Mysticism is often misunderstood but is in fact very simple, whatever faith a person follows – a mystical believer is one who emphasises the experience of the divine. There are mystics in every faith but, as a Christian, my mystical experience is of Jesus. My faith journey began with a divine encounter and over the years, bathing in the divine presence became the heart and soul of my practice.
Despite the satisfaction of spiritual experience, I still felt like something was missing, because the idea of the ‘presence of God’ implies that there is such a thing as the ‘absence of God’. I knew this wasn’t true, but still felt a degree of separation. Longing and hungering after God can only spring from a sense of lack, after all.

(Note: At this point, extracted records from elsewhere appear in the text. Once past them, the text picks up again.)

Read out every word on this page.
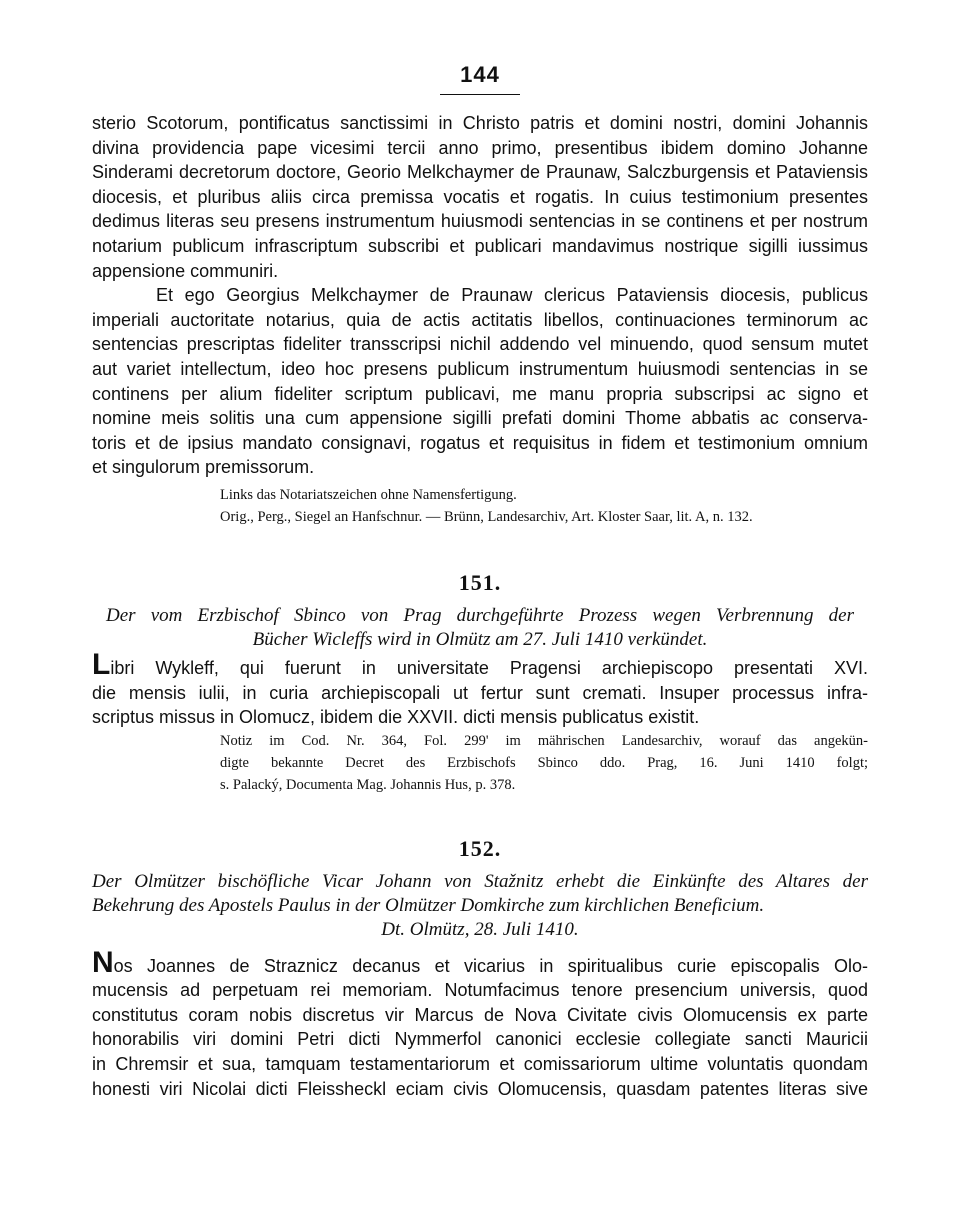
144
sterio Scotorum, pontificatus sanctissimi in Christo patris et domini nostri, domini Johannis
divina providencia pape vicesimi tercii anno primo, presentibus ibidem domino Johanne
Sinderami decretorum doctore, Georio Melkchaymer de Praunaw, Salczburgensis et Pataviensis
diocesis, et pluribus aliis circa premissa vocatis et rogatis. In cuius testimonium presentes
dedimus literas seu presens instrumentum huiusmodi sentencias in se continens et per nostrum
notarium publicum infrascriptum subscribi et publicari mandavimus nostrique sigilli iussimus
appensione communiri.
Et ego Georgius Melkchaymer de Praunaw clericus Pataviensis diocesis, publicus
imperiali auctoritate notarius, quia de actis actitatis libellos, continuaciones terminorum ac
sentencias prescriptas fideliter transscripsi nichil addendo vel minuendo, quod sensum mutet
aut variet intellectum, ideo hoc presens publicum instrumentum huiusmodi sentencias in se
continens per alium fideliter scriptum publicavi, me manu propria subscripsi ac signo et
nomine meis solitis una cum appensione sigilli prefati domini Thome abbatis ac conserva-
toris et de ipsius mandato consignavi, rogatus et requisitus in fidem et testimonium omnium
et singulorum premissorum.
Links das Notariatszeichen ohne Namensfertigung.
Orig., Perg., Siegel an Hanfschnur. — Brünn, Landesarchiv, Art. Kloster Saar, lit. A, n. 132.
151.
Der vom Erzbischof Sbinco von Prag durchgeführte Prozess wegen Verbrennung der
Bücher Wicleffs wird in Olmütz am 27. Juli 1410 verkündet.
Libri Wykleff, qui fuerunt in universitate Pragensi archiepiscopo presentati XVI.
die mensis iulii, in curia archiepiscopali ut fertur sunt cremati. Insuper processus infra-
scriptus missus in Olomucz, ibidem die XXVII. dicti mensis publicatus existit.
Notiz im Cod. Nr. 364, Fol. 299' im mährischen Landesarchiv, worauf das angekün-
digte bekannte Decret des Erzbischofs Sbinco ddo. Prag, 16. Juni 1410 folgt;
s. Palacký, Documenta Mag. Johannis Hus, p. 378.
152.
Der Olmützer bischöfliche Vicar Johann von Stažnitz erhebt die Einkünfte des Altares der
Bekehrung des Apostels Paulus in der Olmützer Domkirche zum kirchlichen Beneficium.
Dt. Olmütz, 28. Juli 1410.
Nos Joannes de Straznicz decanus et vicarius in spiritualibus curie episcopalis Olo-
mucensis ad perpetuam rei memoriam. Notumfacimus tenore presencium universis, quod
constitutus coram nobis discretus vir Marcus de Nova Civitate civis Olomucensis ex parte
honorabilis viri domini Petri dicti Nymmerfol canonici ecclesie collegiate sancti Mauricii
in Chremsir et sua, tamquam testamentariorum et comissariorum ultime voluntatis quondam
honesti viri Nicolai dicti Fleissheckl eciam civis Olomucensis, quasdam patentes literas sive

The day I grasped the heart of mysticism was in the summer of 1997. I was praying in the greasy storage hold of a ship, which was my home at the time, trying to identify the sense of lack I was feeling. I prayed for hours, determined to bridge the gap, when all of a sudden my greatest desire issued from my mouth like a trumpet blast:
“Let us be one!”
Oneness was what I was looking for, rather than contrasting presence and absence. I wanted to breathe the same breath as the divine and revel in our union, as Jesus prayed we would. John 17:21,
“I pray that they will all be one, just as you and I are one—as you are in me, Father, and I am in you. And may they be in us so that the world will believe you sent me.”

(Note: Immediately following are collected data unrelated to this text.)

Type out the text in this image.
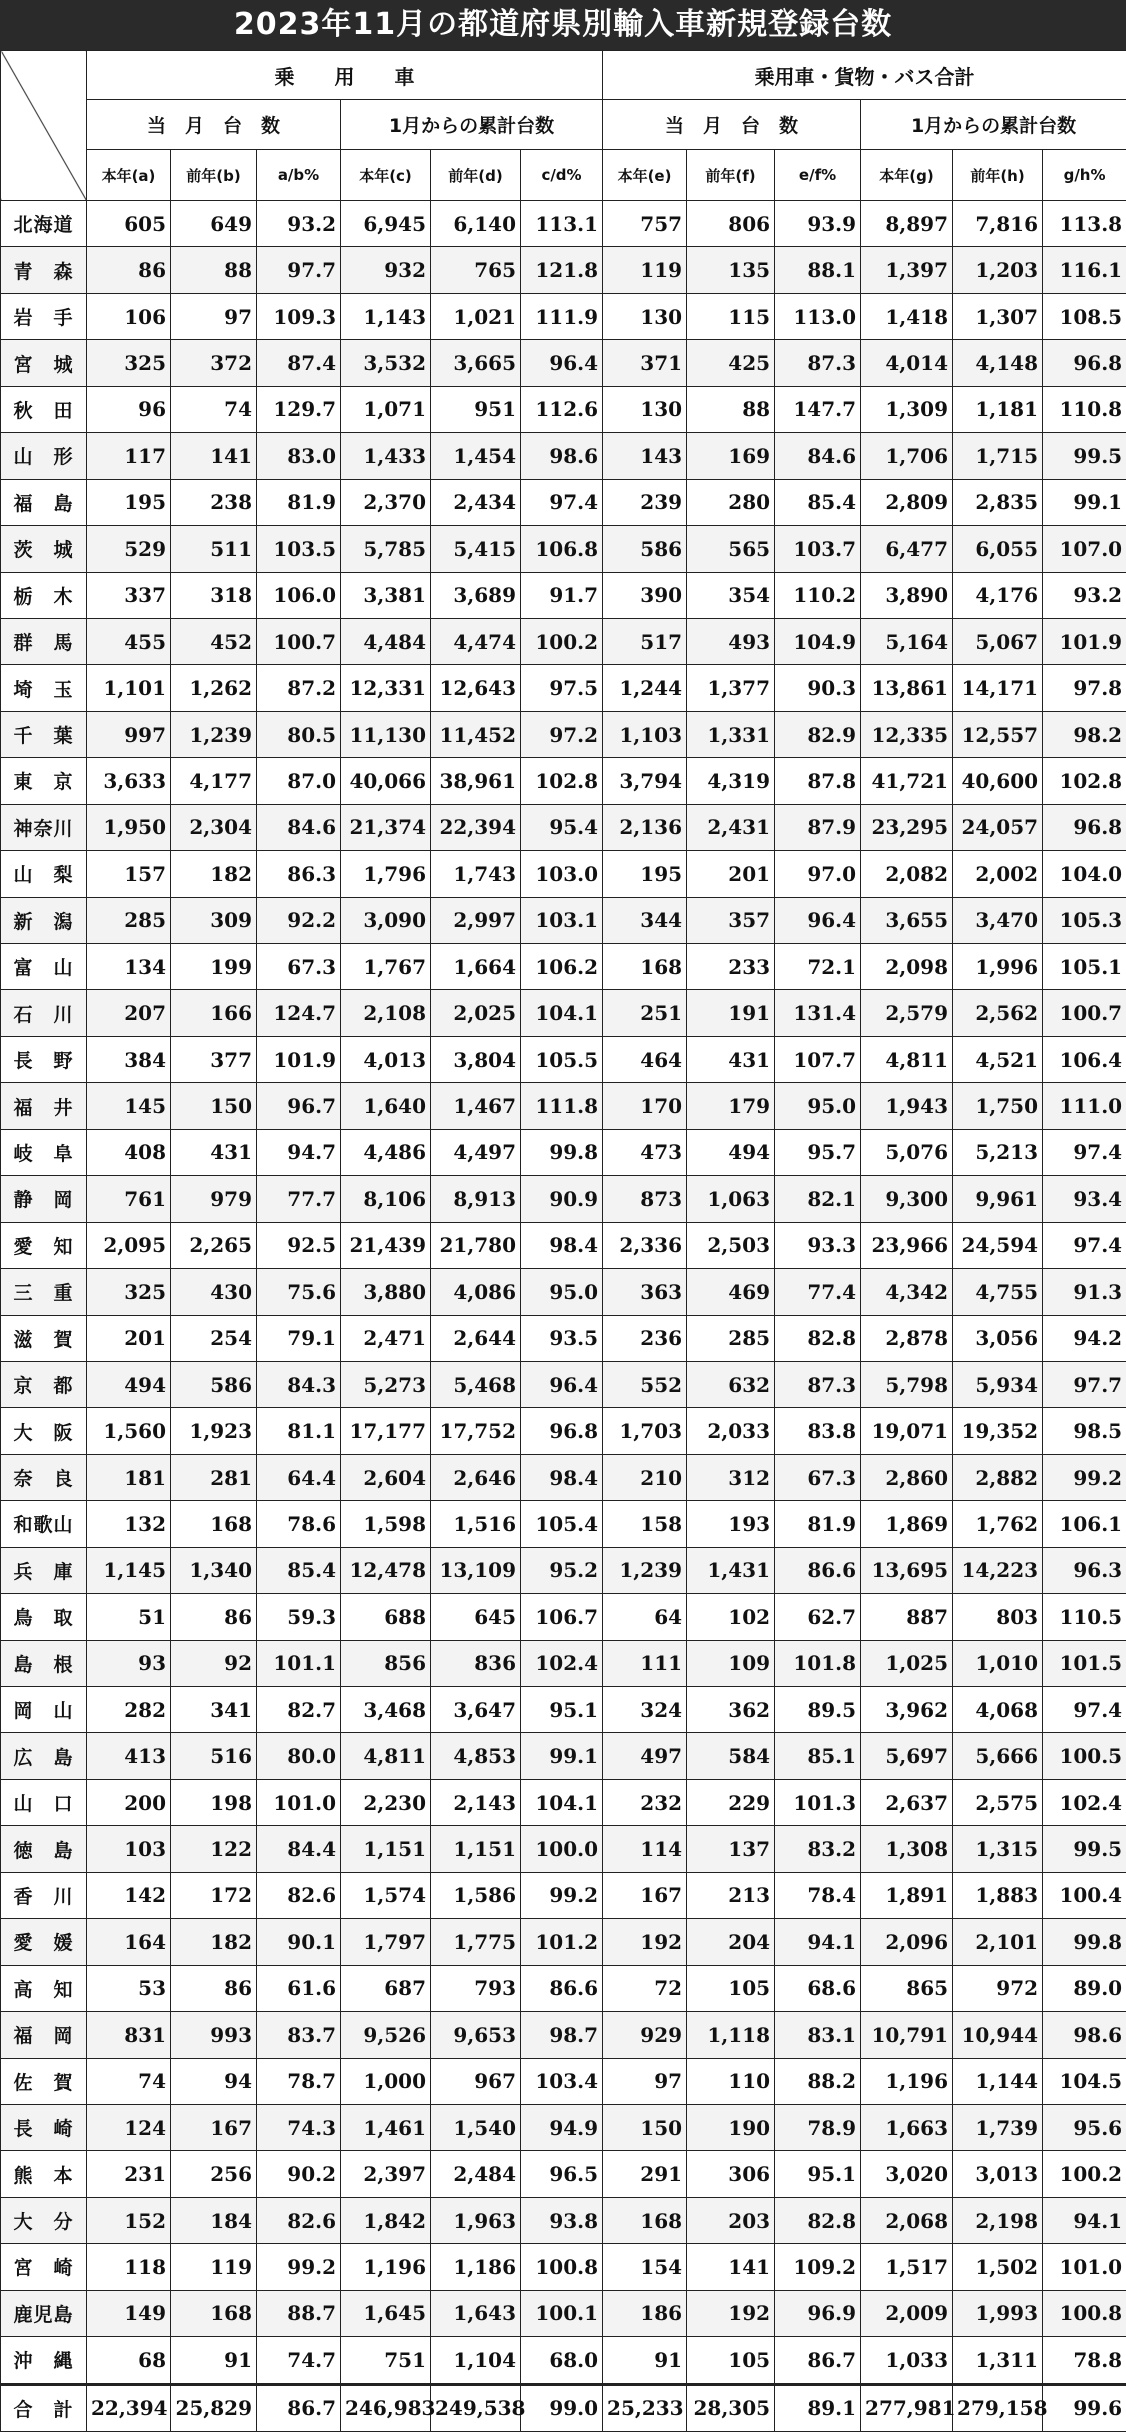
2023年11月の都道府県別輸入車新規登録台数
	乗　　用　　車						乗用車・貨物・バス合計					
	当　月　台　数			1月からの累計台数			当　月　台　数			1月からの累計台数		
	本年(a)	前年(b)	a/b%	本年(c)	前年(d)	c/d%	本年(e)	前年(f)	e/f%	本年(g)	前年(h)	g/h%
北海道	605	649	93.2	6,945	6,140	113.1	757	806	93.9	8,897	7,816	113.8
青　森	86	88	97.7	932	765	121.8	119	135	88.1	1,397	1,203	116.1
岩　手	106	97	109.3	1,143	1,021	111.9	130	115	113.0	1,418	1,307	108.5
宮　城	325	372	87.4	3,532	3,665	96.4	371	425	87.3	4,014	4,148	96.8
秋　田	96	74	129.7	1,071	951	112.6	130	88	147.7	1,309	1,181	110.8
山　形	117	141	83.0	1,433	1,454	98.6	143	169	84.6	1,706	1,715	99.5
福　島	195	238	81.9	2,370	2,434	97.4	239	280	85.4	2,809	2,835	99.1
茨　城	529	511	103.5	5,785	5,415	106.8	586	565	103.7	6,477	6,055	107.0
栃　木	337	318	106.0	3,381	3,689	91.7	390	354	110.2	3,890	4,176	93.2
群　馬	455	452	100.7	4,484	4,474	100.2	517	493	104.9	5,164	5,067	101.9
埼　玉	1,101	1,262	87.2	12,331	12,643	97.5	1,244	1,377	90.3	13,861	14,171	97.8
千　葉	997	1,239	80.5	11,130	11,452	97.2	1,103	1,331	82.9	12,335	12,557	98.2
東　京	3,633	4,177	87.0	40,066	38,961	102.8	3,794	4,319	87.8	41,721	40,600	102.8
神奈川	1,950	2,304	84.6	21,374	22,394	95.4	2,136	2,431	87.9	23,295	24,057	96.8
山　梨	157	182	86.3	1,796	1,743	103.0	195	201	97.0	2,082	2,002	104.0
新　潟	285	309	92.2	3,090	2,997	103.1	344	357	96.4	3,655	3,470	105.3
富　山	134	199	67.3	1,767	1,664	106.2	168	233	72.1	2,098	1,996	105.1
石　川	207	166	124.7	2,108	2,025	104.1	251	191	131.4	2,579	2,562	100.7
長　野	384	377	101.9	4,013	3,804	105.5	464	431	107.7	4,811	4,521	106.4
福　井	145	150	96.7	1,640	1,467	111.8	170	179	95.0	1,943	1,750	111.0
岐　阜	408	431	94.7	4,486	4,497	99.8	473	494	95.7	5,076	5,213	97.4
静　岡	761	979	77.7	8,106	8,913	90.9	873	1,063	82.1	9,300	9,961	93.4
愛　知	2,095	2,265	92.5	21,439	21,780	98.4	2,336	2,503	93.3	23,966	24,594	97.4
三　重	325	430	75.6	3,880	4,086	95.0	363	469	77.4	4,342	4,755	91.3
滋　賀	201	254	79.1	2,471	2,644	93.5	236	285	82.8	2,878	3,056	94.2
京　都	494	586	84.3	5,273	5,468	96.4	552	632	87.3	5,798	5,934	97.7
大　阪	1,560	1,923	81.1	17,177	17,752	96.8	1,703	2,033	83.8	19,071	19,352	98.5
奈　良	181	281	64.4	2,604	2,646	98.4	210	312	67.3	2,860	2,882	99.2
和歌山	132	168	78.6	1,598	1,516	105.4	158	193	81.9	1,869	1,762	106.1
兵　庫	1,145	1,340	85.4	12,478	13,109	95.2	1,239	1,431	86.6	13,695	14,223	96.3
鳥　取	51	86	59.3	688	645	106.7	64	102	62.7	887	803	110.5
島　根	93	92	101.1	856	836	102.4	111	109	101.8	1,025	1,010	101.5
岡　山	282	341	82.7	3,468	3,647	95.1	324	362	89.5	3,962	4,068	97.4
広　島	413	516	80.0	4,811	4,853	99.1	497	584	85.1	5,697	5,666	100.5
山　口	200	198	101.0	2,230	2,143	104.1	232	229	101.3	2,637	2,575	102.4
徳　島	103	122	84.4	1,151	1,151	100.0	114	137	83.2	1,308	1,315	99.5
香　川	142	172	82.6	1,574	1,586	99.2	167	213	78.4	1,891	1,883	100.4
愛　媛	164	182	90.1	1,797	1,775	101.2	192	204	94.1	2,096	2,101	99.8
高　知	53	86	61.6	687	793	86.6	72	105	68.6	865	972	89.0
福　岡	831	993	83.7	9,526	9,653	98.7	929	1,118	83.1	10,791	10,944	98.6
佐　賀	74	94	78.7	1,000	967	103.4	97	110	88.2	1,196	1,144	104.5
長　崎	124	167	74.3	1,461	1,540	94.9	150	190	78.9	1,663	1,739	95.6
熊　本	231	256	90.2	2,397	2,484	96.5	291	306	95.1	3,020	3,013	100.2
大　分	152	184	82.6	1,842	1,963	93.8	168	203	82.8	2,068	2,198	94.1
宮　崎	118	119	99.2	1,196	1,186	100.8	154	141	109.2	1,517	1,502	101.0
鹿児島	149	168	88.7	1,645	1,643	100.1	186	192	96.9	2,009	1,993	100.8
沖　縄	68	91	74.7	751	1,104	68.0	91	105	86.7	1,033	1,311	78.8
合　計	22,394	25,829	86.7	246,983	249,538	99.0	25,233	28,305	89.1	277,981	279,158	99.6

In that moment, I became aware of God all around my like a cloak, and within me like energy. It’s been over 25 years since that day, and that awareness of union has never faltered, even for a second. Even in the depths of the hardest, darkest times, that tangible awareness of union with the divine has not faded.

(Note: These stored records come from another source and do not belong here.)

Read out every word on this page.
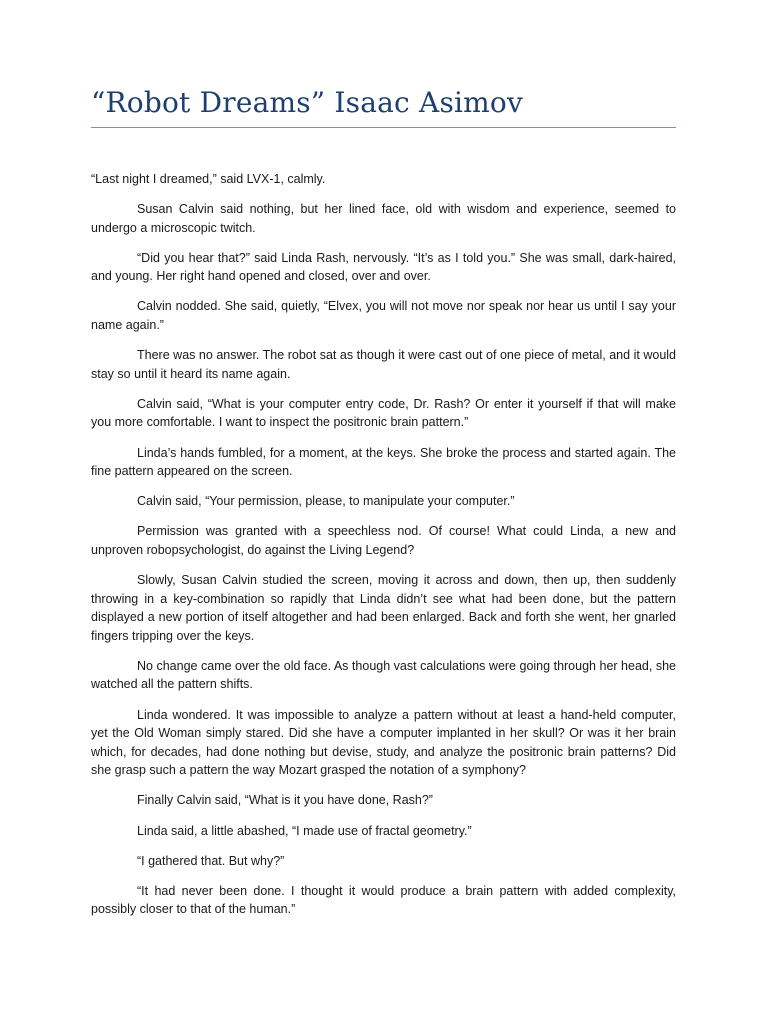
“Robot Dreams” Isaac Asimov

“Last night I dreamed,” said LVX-1, calmly.

Susan Calvin said nothing, but her lined face, old with wisdom and experience, seemed to undergo a microscopic twitch.

“Did you hear that?” said Linda Rash, nervously. “It’s as I told you.” She was small, dark-haired, and young. Her right hand opened and closed, over and over.

Calvin nodded. She said, quietly, “Elvex, you will not move nor speak nor hear us until I say your name again.”

There was no answer. The robot sat as though it were cast out of one piece of metal, and it would stay so until it heard its name again.

Calvin said, “What is your computer entry code, Dr. Rash? Or enter it yourself if that will make you more comfortable. I want to inspect the positronic brain pattern.”

Linda’s hands fumbled, for a moment, at the keys. She broke the process and started again. The fine pattern appeared on the screen.

Calvin said, “Your permission, please, to manipulate your computer.”

Permission was granted with a speechless nod. Of course! What could Linda, a new and unproven robopsychologist, do against the Living Legend?

Slowly, Susan Calvin studied the screen, moving it across and down, then up, then suddenly throwing in a key-combination so rapidly that Linda didn’t see what had been done, but the pattern displayed a new portion of itself altogether and had been enlarged. Back and forth she went, her gnarled fingers tripping over the keys.

No change came over the old face. As though vast calculations were going through her head, she watched all the pattern shifts.

Linda wondered. It was impossible to analyze a pattern without at least a hand-held computer, yet the Old Woman simply stared. Did she have a computer implanted in her skull? Or was it her brain which, for decades, had done nothing but devise, study, and analyze the positronic brain patterns? Did she grasp such a pattern the way Mozart grasped the notation of a symphony?

Finally Calvin said, “What is it you have done, Rash?”

Linda said, a little abashed, “I made use of fractal geometry.”

“I gathered that. But why?”

“It had never been done. I thought it would produce a brain pattern with added complexity, possibly closer to that of the human.”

That said, a lot of folk seem to think that knowing it’s all about union is the same as deep awareness of union. Being aware that ‘it’s all about awareness of union’ is only intellectual knowledge. It’s an idea rather than heartfelt knowledge. True awareness of union with God is discovered and celebrated through spiritual practice – not to gain something we don’t have, but to embrace that which has already been given to us.
Mystics are not passive; they are adventurers and explorers. We are not asked to simply acknowledge the gift of union, like a present sitting unopened and unused; we’re invited to unpack it.